At a very early age his father began to teach him drawing and music. He first achieved success as a violinist in the salon of the bishop, but he was at least equally precocious with his pencil. Towards the age of twelve he was taken to Toulouse. He was at first placed with the painter Vigan, and worked under his direction at the Académie Royale. Then he went to the atelier of Roques, where he made rapid progress. It was in Roques’s studio that Ingres was converted to what he called “the religion of Raphael.” Roques had brought back with him from Rome a number of copies of the works of the great painters of the Renaissance, among them one of Raphael’s “Vierge à la Chaise.” Ingres was so impressed by the beauty of this work that he is said to have burst into tears before it. The instruction at the Toulouse Academy, with its insistence on minute accuracy of drawing, also had a great influence on his future career. At the end of his life Ingres, when talking of his early studies at Toulouse, was fond of affirming that he was still “what the little Ingres of twelve years had been.”

At the age of eighteen he was sent to Paris, and had the good fortune—it was his own expression—to be admitted to the studio of Louis David. He quickly gained the esteem of his master, and is said to have been employed to paint the accessories in David’s famous portrait of Madame Récamier. But their good understanding did not last long. Ingres competed for the Grand Prix de Rome in 1799, and David awarded the prize to Granger, an older pupil of his, while Ingres, to his great indignation, was only awarded the second prize. His picture was burnt during the Commune. The following year Ingres carried off the prize. The subject was “Achilles receiving in his Tent the Envoys of Agamemnon.” Flaxman, the English sculptor and illustrator of Homer, spoke so flatteringly of Ingres’ picture that, according to M. Delaborde, his master’s hostility was still further increased. This painting, which is still preserved at the École des Beaux-Arts, shows the young man’s power of vivid and accurate drawing and his respect for the teachings of his master. But under its external conformity to David’s principles it is possible to trace the germs of an originality which was soon to separate the pupil, almost in spite of himself, from the school of his master. For while David admitted the direct imitation of nature only in his portraits and studies of the nude, he insisted on giving the first place to the search for the grand style in his historical compositions.

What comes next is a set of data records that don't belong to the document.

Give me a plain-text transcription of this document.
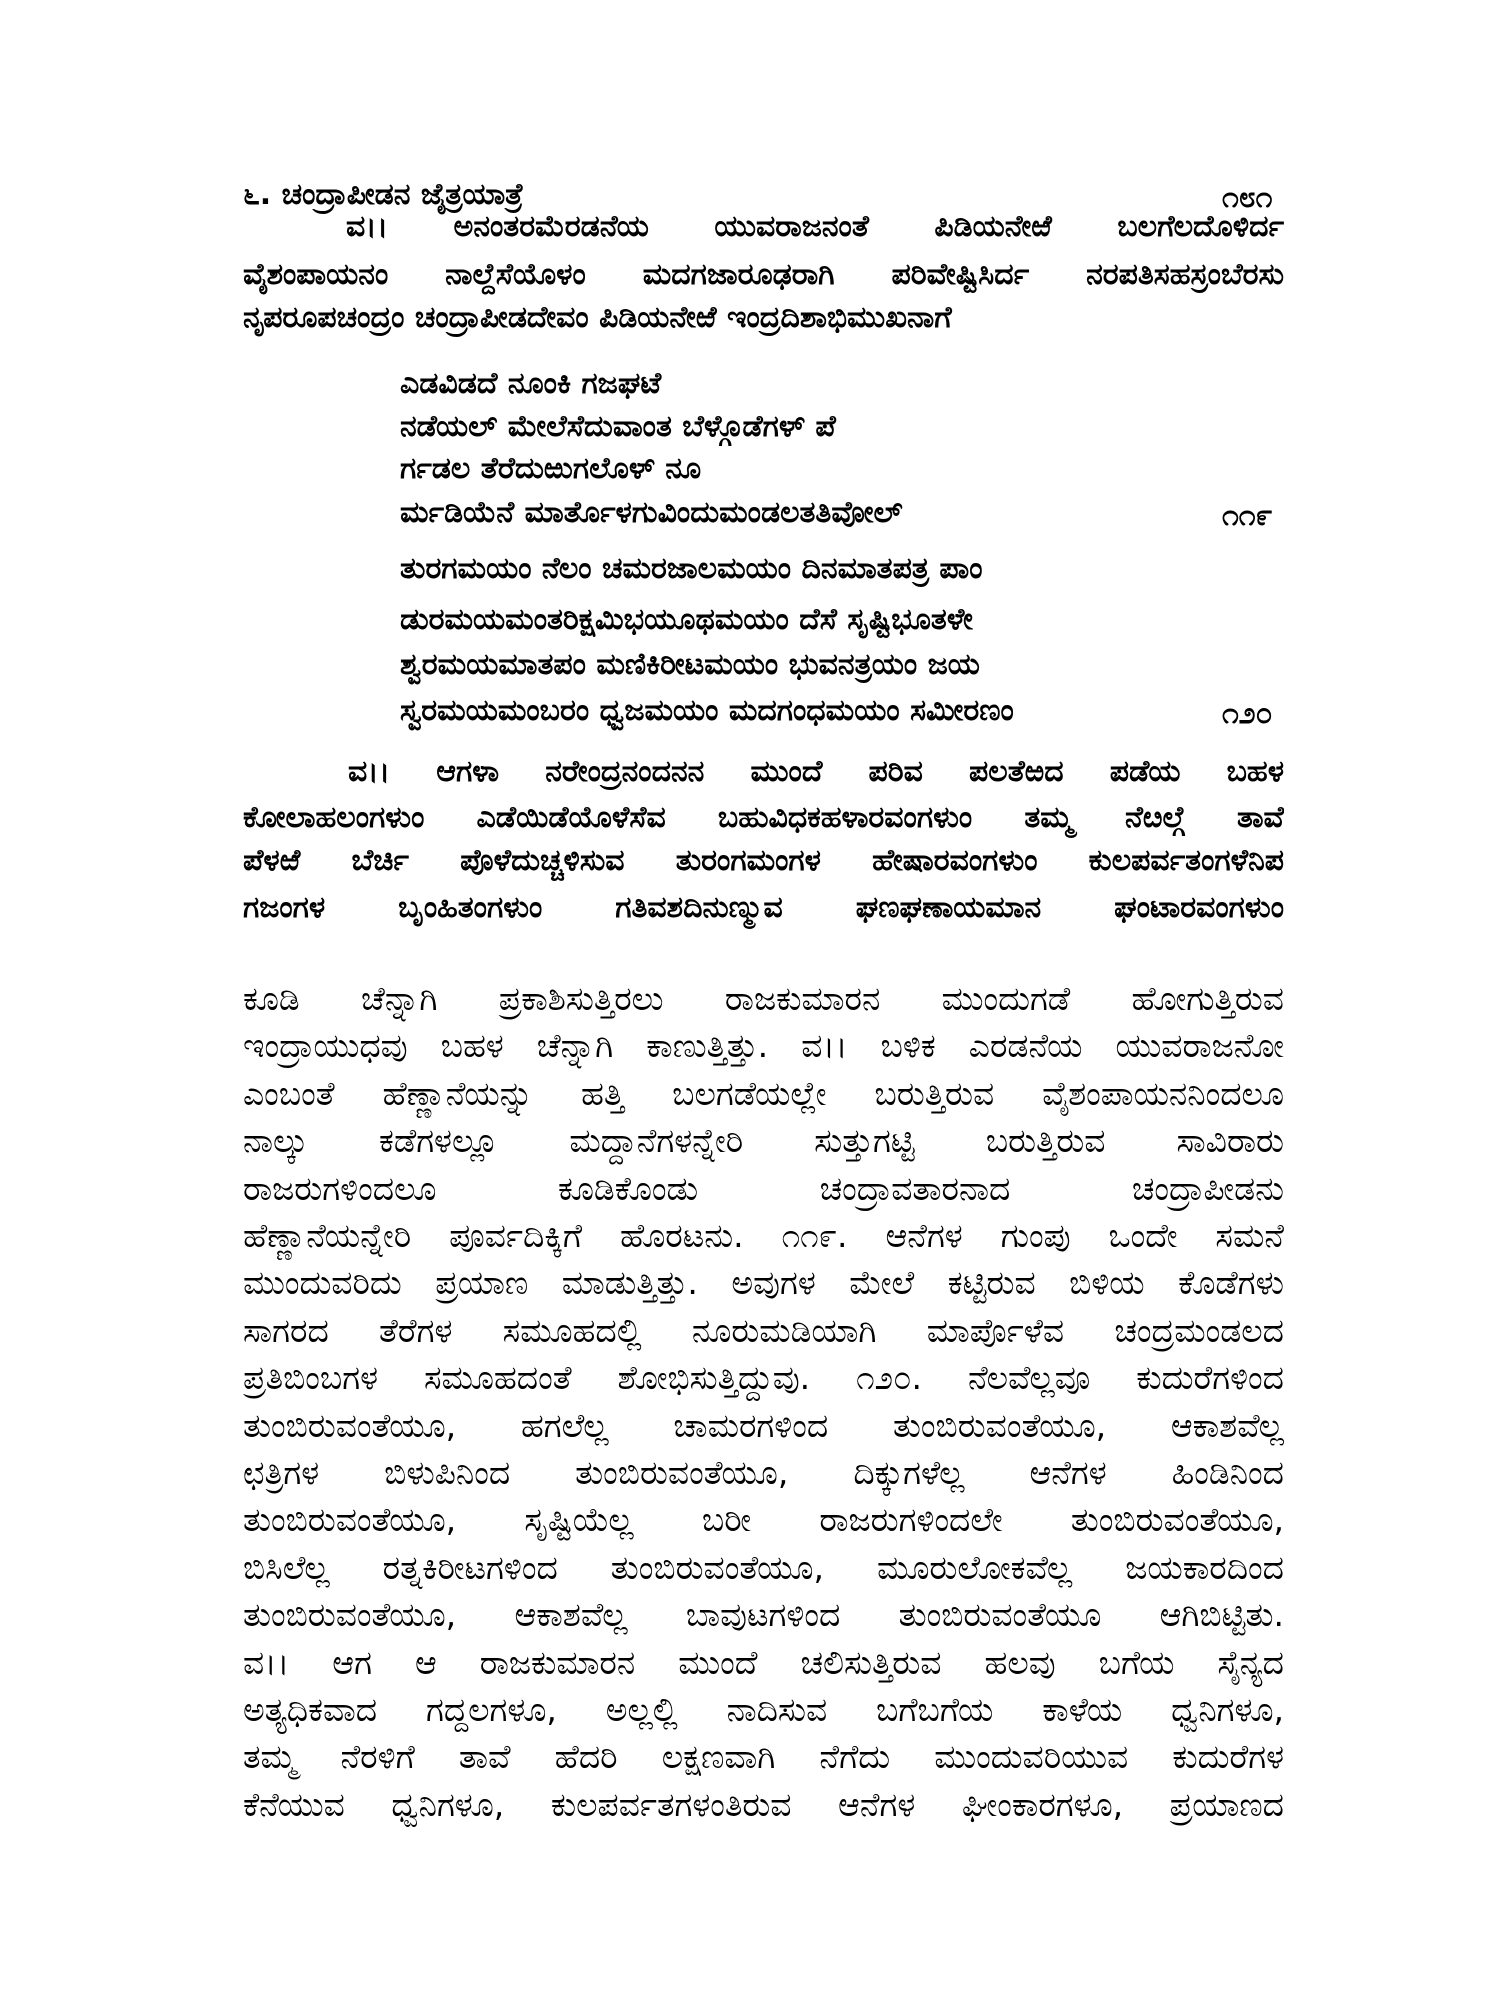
೬. ಚಂದ್ರಾಪೀಡನ ಜೈತ್ರಯಾತ್ರೆ	೧೮೧
ವ।। ಅನಂತರಮೆರಡನೆಯ ಯುವರಾಜನಂತೆ ಪಿಡಿಯನೇಱೆ ಬಲಗೆಲದೊಳಿರ್ದ
ವೈಶಂಪಾಯನಂ ನಾಲ್ದೆಸೆಯೊಳಂ ಮದಗಜಾರೂಢರಾಗಿ ಪರಿವೇಷ್ಟಿಸಿರ್ದ ನರಪತಿಸಹಸ್ರಂಬೆರಸು
ನೃಪರೂಪಚಂದ್ರಂ ಚಂದ್ರಾಪೀಡದೇವಂ ಪಿಡಿಯನೇಱೆ ಇಂದ್ರದಿಶಾಭಿಮುಖನಾಗೆ
ಎಡವಿಡದೆ ನೂಂಕಿ ಗಜಘಟೆ
ನಡೆಯಲ್ ಮೇಲೆಸೆದುವಾಂತ ಬೆಳ್ಗೊಡೆಗಳ್ ಪೆ
ರ್ಗಡಲ ತೆರೆದುಱುಗಲೊಳ್ ನೂ
ರ್ಮಡಿಯೆನೆ ಮಾರ್ತೊಳಗುವಿಂದುಮಂಡಲತತಿವೋಲ್	೧೧೯
ತುರಗಮಯಂ ನೆಲಂ ಚಮರಜಾಲಮಯಂ ದಿನಮಾತಪತ್ರ ಪಾಂ
ಡುರಮಯಮಂತರಿಕ್ಷಮಿಭಯೂಥಮಯಂ ದೆಸೆ ಸೃಷ್ಟಿಭೂತಳೇ
ಶ್ವರಮಯಮಾತಪಂ ಮಣಿಕಿರೀಟಮಯಂ ಭುವನತ್ರಯಂ ಜಯ
ಸ್ವರಮಯಮಂಬರಂ ಧ್ವಜಮಯಂ ಮದಗಂಧಮಯಂ ಸಮೀರಣಂ	೧೨೦
ವ।। ಆಗಳಾ ನರೇಂದ್ರನಂದನನ ಮುಂದೆ ಪರಿವ ಪಲತೆಱದ ಪಡೆಯ ಬಹಳ
ಕೋಲಾಹಲಂಗಳುಂ ಎಡೆಯಿಡೆಯೊಳೆಸೆವ ಬಹುವಿಧಕಹಳಾರವಂಗಳುಂ ತಮ್ಮ ನೆೞಲ್ಗೆ ತಾವೆ
ಪೆಳಱೆ ಬೆರ್ಚಿ ಪೊಳೆದುಚ್ಚಳಿಸುವ ತುರಂಗಮಂಗಳ ಹೇಷಾರವಂಗಳುಂ ಕುಲಪರ್ವತಂಗಳೆನಿಪ
ಗಜಂಗಳ ಬೃಂಹಿತಂಗಳುಂ ಗತಿವಶದಿನುಣ್ಮುವ ಘಣಘಣಾಯಮಾನ ಘಂಟಾರವಂಗಳುಂ
ಕೂಡಿ ಚೆನ್ನಾಗಿ ಪ್ರಕಾಶಿಸುತ್ತಿರಲು ರಾಜಕುಮಾರನ ಮುಂದುಗಡೆ ಹೋಗುತ್ತಿರುವ
ಇಂದ್ರಾಯುಧವು ಬಹಳ ಚೆನ್ನಾಗಿ ಕಾಣುತ್ತಿತ್ತು. ವ।। ಬಳಿಕ ಎರಡನೆಯ ಯುವರಾಜನೋ
ಎಂಬಂತೆ ಹೆಣ್ಣಾನೆಯನ್ನು ಹತ್ತಿ ಬಲಗಡೆಯಲ್ಲೇ ಬರುತ್ತಿರುವ ವೈಶಂಪಾಯನನಿಂದಲೂ
ನಾಲ್ಕು ಕಡೆಗಳಲ್ಲೂ ಮದ್ದಾನೆಗಳನ್ನೇರಿ ಸುತ್ತುಗಟ್ಟಿ ಬರುತ್ತಿರುವ ಸಾವಿರಾರು
ರಾಜರುಗಳಿಂದಲೂ ಕೂಡಿಕೊಂಡು ಚಂದ್ರಾವತಾರನಾದ ಚಂದ್ರಾಪೀಡನು
ಹೆಣ್ಣಾನೆಯನ್ನೇರಿ ಪೂರ್ವದಿಕ್ಕಿಗೆ ಹೊರಟನು. ೧೧೯. ಆನೆಗಳ ಗುಂಪು ಒಂದೇ ಸಮನೆ
ಮುಂದುವರಿದು ಪ್ರಯಾಣ ಮಾಡುತ್ತಿತ್ತು. ಅವುಗಳ ಮೇಲೆ ಕಟ್ಟಿರುವ ಬಿಳಿಯ ಕೊಡೆಗಳು
ಸಾಗರದ ತೆರೆಗಳ ಸಮೂಹದಲ್ಲಿ ನೂರುಮಡಿಯಾಗಿ ಮಾರ್ಪೊಳೆವ ಚಂದ್ರಮಂಡಲದ
ಪ್ರತಿಬಿಂಬಗಳ ಸಮೂಹದಂತೆ ಶೋಭಿಸುತ್ತಿದ್ದುವು. ೧೨೦. ನೆಲವೆಲ್ಲವೂ ಕುದುರೆಗಳಿಂದ
ತುಂಬಿರುವಂತೆಯೂ, ಹಗಲೆಲ್ಲ ಚಾಮರಗಳಿಂದ ತುಂಬಿರುವಂತೆಯೂ, ಆಕಾಶವೆಲ್ಲ
ಛತ್ರಿಗಳ ಬಿಳುಪಿನಿಂದ ತುಂಬಿರುವಂತೆಯೂ, ದಿಕ್ಕುಗಳೆಲ್ಲ ಆನೆಗಳ ಹಿಂಡಿನಿಂದ
ತುಂಬಿರುವಂತೆಯೂ, ಸೃಷ್ಟಿಯೆಲ್ಲ ಬರೀ ರಾಜರುಗಳಿಂದಲೇ ತುಂಬಿರುವಂತೆಯೂ,
ಬಿಸಿಲೆಲ್ಲ ರತ್ನಕಿರೀಟಗಳಿಂದ ತುಂಬಿರುವಂತೆಯೂ, ಮೂರುಲೋಕವೆಲ್ಲ ಜಯಕಾರದಿಂದ
ತುಂಬಿರುವಂತೆಯೂ, ಆಕಾಶವೆಲ್ಲ ಬಾವುಟಗಳಿಂದ ತುಂಬಿರುವಂತೆಯೂ ಆಗಿಬಿಟ್ಟಿತು.
ವ।। ಆಗ ಆ ರಾಜಕುಮಾರನ ಮುಂದೆ ಚಲಿಸುತ್ತಿರುವ ಹಲವು ಬಗೆಯ ಸೈನ್ಯದ
ಅತ್ಯಧಿಕವಾದ ಗದ್ದಲಗಳೂ, ಅಲ್ಲಲ್ಲಿ ನಾದಿಸುವ ಬಗೆಬಗೆಯ ಕಾಳೆಯ ಧ್ವನಿಗಳೂ,
ತಮ್ಮ ನೆರಳಿಗೆ ತಾವೆ ಹೆದರಿ ಲಕ್ಷಣವಾಗಿ ನೆಗೆದು ಮುಂದುವರಿಯುವ ಕುದುರೆಗಳ
ಕೆನೆಯುವ ಧ್ವನಿಗಳೂ, ಕುಲಪರ್ವತಗಳಂತಿರುವ ಆನೆಗಳ ಘೀಂಕಾರಗಳೂ, ಪ್ರಯಾಣದ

Already in this picture we see that Ingres was constitutionally incapable of sacrificing on any grounds his unconscious desire to imitate closely, of copying nature. In vain he tries to force himself to attain “style” in the group he has imagined. His group is not harmoniously arranged. It has no vital unity. Each of the figures appeared detached from the others; but they are drawn individually with so much realistic exactitude that the whole has the bizarre aspect of a photograph of an assembly of artists’ models trying different poses in a studio.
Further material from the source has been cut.